De draaiende jenny werd vaak gebruikt in de katoenindustrie tot ongeveer 1810, toen de draaiende muilezel hem verving.
Deze belangrijke technologische verbeteringen in weefgetouwen, weven en spinnen hebben geleid tot de groei van de textielindustrie, die een belangrijk deel uitmaakte van de oprichting van fabrieken. De British Library merkt op: "De katoenfabrieken van Richard Arkwright in Nottingham en Cromford hadden bijvoorbeeld rond 1770 bijna 600 mensen in dienst, waaronder veel kleine kinderen, wiens behendige handen licht werk van spinnen maakten." De machines van Arkwright hadden het probleem van de zwakke draden opgelost.

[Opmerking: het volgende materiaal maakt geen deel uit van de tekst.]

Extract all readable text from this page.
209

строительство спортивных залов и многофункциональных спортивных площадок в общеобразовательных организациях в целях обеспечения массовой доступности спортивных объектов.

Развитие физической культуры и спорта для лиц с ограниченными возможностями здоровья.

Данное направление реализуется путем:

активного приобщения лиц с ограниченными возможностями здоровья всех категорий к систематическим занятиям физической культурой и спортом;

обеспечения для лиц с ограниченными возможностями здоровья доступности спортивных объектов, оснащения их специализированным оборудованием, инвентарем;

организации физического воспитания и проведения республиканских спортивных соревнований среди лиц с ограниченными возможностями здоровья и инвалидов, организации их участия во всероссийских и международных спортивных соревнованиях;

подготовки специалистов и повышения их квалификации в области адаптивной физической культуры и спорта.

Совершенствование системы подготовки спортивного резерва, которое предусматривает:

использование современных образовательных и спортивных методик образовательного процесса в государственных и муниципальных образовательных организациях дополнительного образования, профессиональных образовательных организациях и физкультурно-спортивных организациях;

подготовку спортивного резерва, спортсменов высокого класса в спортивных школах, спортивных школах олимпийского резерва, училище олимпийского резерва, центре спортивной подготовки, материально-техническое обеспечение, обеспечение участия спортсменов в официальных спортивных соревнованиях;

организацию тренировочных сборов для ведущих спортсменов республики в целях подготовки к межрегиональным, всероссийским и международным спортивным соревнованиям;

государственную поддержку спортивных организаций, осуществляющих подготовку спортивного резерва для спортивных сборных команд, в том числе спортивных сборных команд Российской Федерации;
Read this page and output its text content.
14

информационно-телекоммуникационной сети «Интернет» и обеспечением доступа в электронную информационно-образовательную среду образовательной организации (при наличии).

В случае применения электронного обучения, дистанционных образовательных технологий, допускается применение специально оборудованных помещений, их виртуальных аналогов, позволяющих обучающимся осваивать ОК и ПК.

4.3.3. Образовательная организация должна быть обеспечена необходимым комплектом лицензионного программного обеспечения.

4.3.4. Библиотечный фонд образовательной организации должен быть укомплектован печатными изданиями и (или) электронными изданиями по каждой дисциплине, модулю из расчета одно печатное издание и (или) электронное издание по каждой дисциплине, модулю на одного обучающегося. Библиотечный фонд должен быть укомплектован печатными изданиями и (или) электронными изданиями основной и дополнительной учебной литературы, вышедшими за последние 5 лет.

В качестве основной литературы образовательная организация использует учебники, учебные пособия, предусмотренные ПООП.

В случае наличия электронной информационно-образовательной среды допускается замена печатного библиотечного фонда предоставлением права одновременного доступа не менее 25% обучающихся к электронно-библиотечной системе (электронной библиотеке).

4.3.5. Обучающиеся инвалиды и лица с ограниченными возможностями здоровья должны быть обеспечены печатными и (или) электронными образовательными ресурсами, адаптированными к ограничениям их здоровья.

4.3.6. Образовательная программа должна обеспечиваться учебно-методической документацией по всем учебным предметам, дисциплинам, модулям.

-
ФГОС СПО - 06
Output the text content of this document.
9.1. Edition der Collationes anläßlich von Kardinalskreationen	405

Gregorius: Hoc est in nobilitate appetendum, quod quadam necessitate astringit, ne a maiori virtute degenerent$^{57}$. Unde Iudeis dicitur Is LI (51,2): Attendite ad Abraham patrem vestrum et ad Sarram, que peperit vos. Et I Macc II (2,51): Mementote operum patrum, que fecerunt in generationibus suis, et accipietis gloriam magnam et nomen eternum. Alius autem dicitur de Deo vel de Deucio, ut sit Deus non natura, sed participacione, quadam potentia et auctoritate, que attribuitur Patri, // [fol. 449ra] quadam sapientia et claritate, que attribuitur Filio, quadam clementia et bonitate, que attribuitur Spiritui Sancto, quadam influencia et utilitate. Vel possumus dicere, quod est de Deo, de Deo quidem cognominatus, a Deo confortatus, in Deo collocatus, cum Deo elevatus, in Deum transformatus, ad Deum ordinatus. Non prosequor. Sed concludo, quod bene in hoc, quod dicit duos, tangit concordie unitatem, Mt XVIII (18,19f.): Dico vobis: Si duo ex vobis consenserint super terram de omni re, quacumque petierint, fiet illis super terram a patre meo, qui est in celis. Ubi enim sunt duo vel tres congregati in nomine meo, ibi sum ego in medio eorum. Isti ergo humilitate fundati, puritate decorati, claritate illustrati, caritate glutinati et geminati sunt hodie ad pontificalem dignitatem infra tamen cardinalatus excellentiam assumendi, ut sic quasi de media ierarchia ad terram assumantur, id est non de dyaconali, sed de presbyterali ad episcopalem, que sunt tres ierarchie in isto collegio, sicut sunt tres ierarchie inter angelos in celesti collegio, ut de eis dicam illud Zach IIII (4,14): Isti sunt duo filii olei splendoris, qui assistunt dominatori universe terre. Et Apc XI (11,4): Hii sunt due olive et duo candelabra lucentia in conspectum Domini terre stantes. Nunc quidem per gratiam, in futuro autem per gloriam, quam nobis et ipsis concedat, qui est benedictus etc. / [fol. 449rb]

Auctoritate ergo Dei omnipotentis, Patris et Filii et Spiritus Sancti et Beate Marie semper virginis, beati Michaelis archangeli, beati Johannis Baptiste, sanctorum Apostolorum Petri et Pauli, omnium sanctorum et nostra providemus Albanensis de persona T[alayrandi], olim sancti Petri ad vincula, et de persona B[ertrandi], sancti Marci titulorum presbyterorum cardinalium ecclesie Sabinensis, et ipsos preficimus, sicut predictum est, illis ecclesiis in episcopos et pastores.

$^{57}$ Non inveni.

Andere industrieën liepen niet ver achter bij het verhuizen van de plaatselijke winkel naar grote fabrieken. De metaalverwerkende industrie (die onderdelen voor stoommachines produceerde) verhuisde op dit moment ook naar fabrieken. Stoommotoren hadden de industriële revolutie mogelijk gemaakt - en de mogelijkheid om fabrieken in de eerste plaats op te zetten - door in staat te zijn om constant vermogen te leveren voor het draaien van grote machines.